Hashicorp’s Vault and Ansible Integrations
Introduction
After all the late nights I’ve spent juggling ssh keys for automation users with Ansible, it became clear that I needed a better way to manage this process. There are plenty of high level services to help with this, but I like to know what’s happening at a lower level and take a minimalist’s approach. A basic integration of Ansible and Hashicorp’s Vault seemed a likely place to start. The entire process remains lightweight and shows itself to have enormous potential.
What you should already know
To get the most out of this article, there are a few things you should know first.
- A basic working knowledge of Ansible, VirtualBox, and Vagrant.
- Understand the Host Only Network.
- Understand SSH.
The Problem
Ansible provides us with a real easy way to manage large numbers of machines which are provisioned with automation users. To illustrate this problem, I assume a single, common automation user (golem). Now that I have servers and golems, I can use Ansible like this:
$ ansible -u golem --private-key /super/protected/golem-key -a 'echo Hello' serverlist
Great, right? Admittedly, its pretty nice to be able to do this, but now I have a /super/protected/golem-key to keep super protected. So maybe I start chmodding directories to limit access, but that’s pretty flimsy security. I could encrypt the key for safe keeping, but now I have encryption keys to keep secret, so I have to look at this process all over again.
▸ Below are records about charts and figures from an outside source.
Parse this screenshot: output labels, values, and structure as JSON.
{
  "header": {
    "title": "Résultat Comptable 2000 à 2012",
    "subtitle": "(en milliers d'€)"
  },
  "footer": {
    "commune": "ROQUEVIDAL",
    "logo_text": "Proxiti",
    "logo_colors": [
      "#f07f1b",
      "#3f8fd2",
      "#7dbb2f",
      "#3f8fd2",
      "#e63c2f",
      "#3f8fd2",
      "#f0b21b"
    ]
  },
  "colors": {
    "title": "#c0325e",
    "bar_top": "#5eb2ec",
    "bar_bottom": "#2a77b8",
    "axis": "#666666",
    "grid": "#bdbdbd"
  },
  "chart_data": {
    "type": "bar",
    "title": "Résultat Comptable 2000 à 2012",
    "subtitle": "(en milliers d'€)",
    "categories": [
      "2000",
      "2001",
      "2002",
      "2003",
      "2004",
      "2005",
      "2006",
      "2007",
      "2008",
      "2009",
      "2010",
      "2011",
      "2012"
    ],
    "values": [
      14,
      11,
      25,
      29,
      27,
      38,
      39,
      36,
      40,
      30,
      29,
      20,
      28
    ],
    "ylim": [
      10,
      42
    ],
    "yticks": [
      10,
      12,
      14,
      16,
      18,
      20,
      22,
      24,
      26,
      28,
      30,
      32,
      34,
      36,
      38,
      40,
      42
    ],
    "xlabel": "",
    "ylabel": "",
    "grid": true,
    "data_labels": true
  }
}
My entire cluster is always one secret away from being completely compromised.
Given this failing, I need a better way to manage the keys. Ideally, I wouldn’t need to keep the key myself. In fact, the only things I need to know should be disposable secrets that are replaceable, manageable, and low stress. If access secrets are compromised, I’d like the ability to lock down access to all secrets and prevent damage to my cluster environment.
- Minimal Requirements for Key Management
- Keys are kept in a central repository
- Access to the repository is managed
- Access to secrets (our keys) is auditable
A Solution: Hashicorp’s Vault
Some searching around the web has shown me that Hashicorp’s Vault is suited to my lightweight key management needs. It is distributed as an all-in-one client-server binary file that you just unpack in place. A Vault Server can accommodate multiple Vaults, and each Vault can be managed by one or more people to control access to that Vault’s secrets at a fine-grained level. To fulfill my criteria, Vault is also fully auditable.
Implementing
My plan now is to build a Host-Only Network to house 3 servers: vault, ansible, and webserver. We won’t much be using the webserver VM, but it exists to illustrate the power of a very simple Ansible/Vault integration. If you’re unfamiliar with the construction of a Host-Only Network, you should follow the link to my blog post and give it a reading.
And, indeed, I’ll try to keep this very simple. High level tools and integrations exist to help us on our way once we understand this process at a low level (High level tools such as Consul, for example). My intention is to take the mystery out of an Ansible/Vault integration, not to present a bulletproofed integration.
I built a Vagrantfile to launch and provision my servers, ready to go. Take a moment to familiarize yourself with this file and we’ll go over it momentarily. Note that I’m using the 192.168.33.0/24 network.
I’ve also made available the scripts used during the demo, which are in my github repo here.
Those Bootstrap Keys (stupid and stupid.pub)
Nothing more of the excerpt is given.